Some ideas… courtesy of Planet Money
Basically, Americans are super bored. They’re at home. Sports are canceled. The kids are screaming. The casinos are closed. And around 800,000 additional people have decided to plop down money on the biggest roulette table of them all: the stock market. Bloomberg columnist Matt Levine calls it “the boredom markets hypothesis.” Business Insider columnist Linette Lopez calls it “the perfect storm of stupid.” Shiller didn’t shoot this theory down. “This is just speculation,” Shiller says, “but it seems like people want to do something.”
Some other theories:
“The stock market represents only a fraction of the economy: publicly traded corporations. While restaurants, mom-and-pop shops, and other small businesses have clearly been hammered, the majority of them are not listed on the stock market.”
“This theory says the Fed is using its unlimited money-printing machine to single-handedly prop up the stock market.”
The fear of missing out is a prominent motivator for investors
Then there is the “There Is No Alternative” theory, aka TINA. It basically says that with interest rates so low, stocks are the only money-making game in town.

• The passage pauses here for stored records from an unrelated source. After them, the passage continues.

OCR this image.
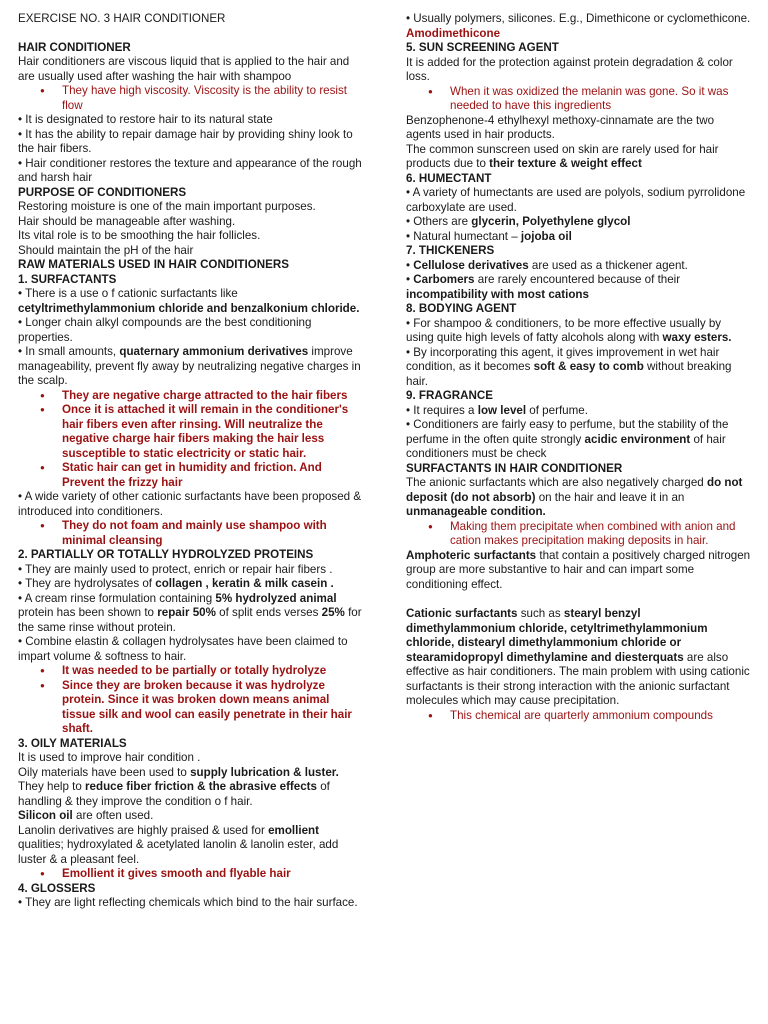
EXERCISE NO. 3 HAIR CONDITIONER

HAIR CONDITIONER

Hair conditioners are viscous liquid that is applied to the hair and are usually used after washing the hair with shampoo

● They have high viscosity. Viscosity is the ability to resist flow

• It is designated to restore hair to its natural state

• It has the ability to repair damage hair by providing shiny look to the hair fibers.

• Hair conditioner restores the texture and appearance of the rough and harsh hair

PURPOSE OF CONDITIONERS

Restoring moisture is one of the main important purposes.

Hair should be manageable after washing.

Its vital role is to be smoothing the hair follicles.

Should maintain the pH of the hair

RAW MATERIALS USED IN HAIR CONDITIONERS

1. SURFACTANTS

• There is a use o f cationic surfactants like
cetyltrimethylammonium chloride and benzalkonium chloride.

• Longer chain alkyl compounds are the best conditioning properties.

• In small amounts, quaternary ammonium derivatives improve manageability, prevent fly away by neutralizing negative charges in the scalp.

● They are negative charge attracted to the hair fibers
● Once it is attached it will remain in the conditioner's hair fibers even after rinsing. Will neutralize the negative charge hair fibers making the hair less susceptible to static electricity or static hair.
● Static hair can get in humidity and friction. And Prevent the frizzy hair

• A wide variety of other cationic surfactants have been proposed & introduced into conditioners.

● They do not foam and mainly use shampoo with minimal cleansing

2. PARTIALLY OR TOTALLY HYDROLYZED PROTEINS

• They are mainly used to protect, enrich or repair hair fibers .

• They are hydrolysates of collagen , keratin & milk casein .

• A cream rinse formulation containing 5% hydrolyzed animal protein has been shown to repair 50% of split ends verses 25% for the same rinse without protein.

• Combine elastin & collagen hydrolysates have been claimed to impart volume & softness to hair.

● It was needed to be partially or totally hydrolyze
● Since they are broken because it was hydrolyze protein. Since it was broken down means animal tissue silk and wool can easily penetrate in their hair shaft.

3. OILY MATERIALS

It is used to improve hair condition .

Oily materials have been used to supply lubrication & luster.

They help to reduce fiber friction & the abrasive effects of handling & they improve the condition o f hair.

Silicon oil are often used.

Lanolin derivatives are highly praised & used for emollient qualities; hydroxylated & acetylated lanolin & lanolin ester, add luster & a pleasant feel.

● Emollient it gives smooth and flyable hair

4. GLOSSERS

• They are light reflecting chemicals which bind to the hair surface.

• Usually polymers, silicones. E.g., Dimethicone or cyclomethicone. Amodimethicone

5. SUN SCREENING AGENT

It is added for the protection against protein degradation & color loss.

● When it was oxidized the melanin was gone. So it was needed to have this ingredients

Benzophenone-4 ethylhexyl methoxy-cinnamate are the two agents used in hair products.

The common sunscreen used on skin are rarely used for hair products due to their texture & weight effect

6. HUMECTANT

• A variety of humectants are used are polyols, sodium pyrrolidone carboxylate are used.

• Others are glycerin, Polyethylene glycol

• Natural humectant – jojoba oil

7. THICKENERS

• Cellulose derivatives are used as a thickener agent.

• Carbomers are rarely encountered because of their
incompatibility with most cations

8. BODYING AGENT

• For shampoo & conditioners, to be more effective usually by using quite high levels of fatty alcohols along with waxy esters.

• By incorporating this agent, it gives improvement in wet hair condition, as it becomes soft & easy to comb without breaking hair.

9. FRAGRANCE

• It requires a low level of perfume.

• Conditioners are fairly easy to perfume, but the stability of the perfume in the often quite strongly acidic environment of hair conditioners must be check

SURFACTANTS IN HAIR CONDITIONER

The anionic surfactants which are also negatively charged do not deposit (do not absorb) on the hair and leave it in an unmanageable condition.

● Making them precipitate when combined with anion and cation makes precipitation making deposits in hair.

Amphoteric surfactants that contain a positively charged nitrogen group are more substantive to hair and can impart some conditioning effect.

Cationic surfactants such as stearyl benzyl dimethylammonium chloride, cetyltrimethylammonium chloride, distearyl dimethylammonium chloride or stearamidopropyl dimethylamine and diesterquats are also effective as hair conditioners. The main problem with using cationic surfactants is their strong interaction with the anionic surfactant molecules which may cause precipitation.

● This chemical are quarterly ammonium compounds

“It paints the stock market as a supermachine for information processing, where knowledge about the happenings of the world are all aggregated by brainiac investors, who rationally buy and sell stocks based on the best information of their future performance. The theory basically says stock prices are always right. Under this theory, the rally of the stock market over the last few months reflected rational investors seeing signs that the pandemic wouldn’t be too bad and that the recovery was going to be really good.”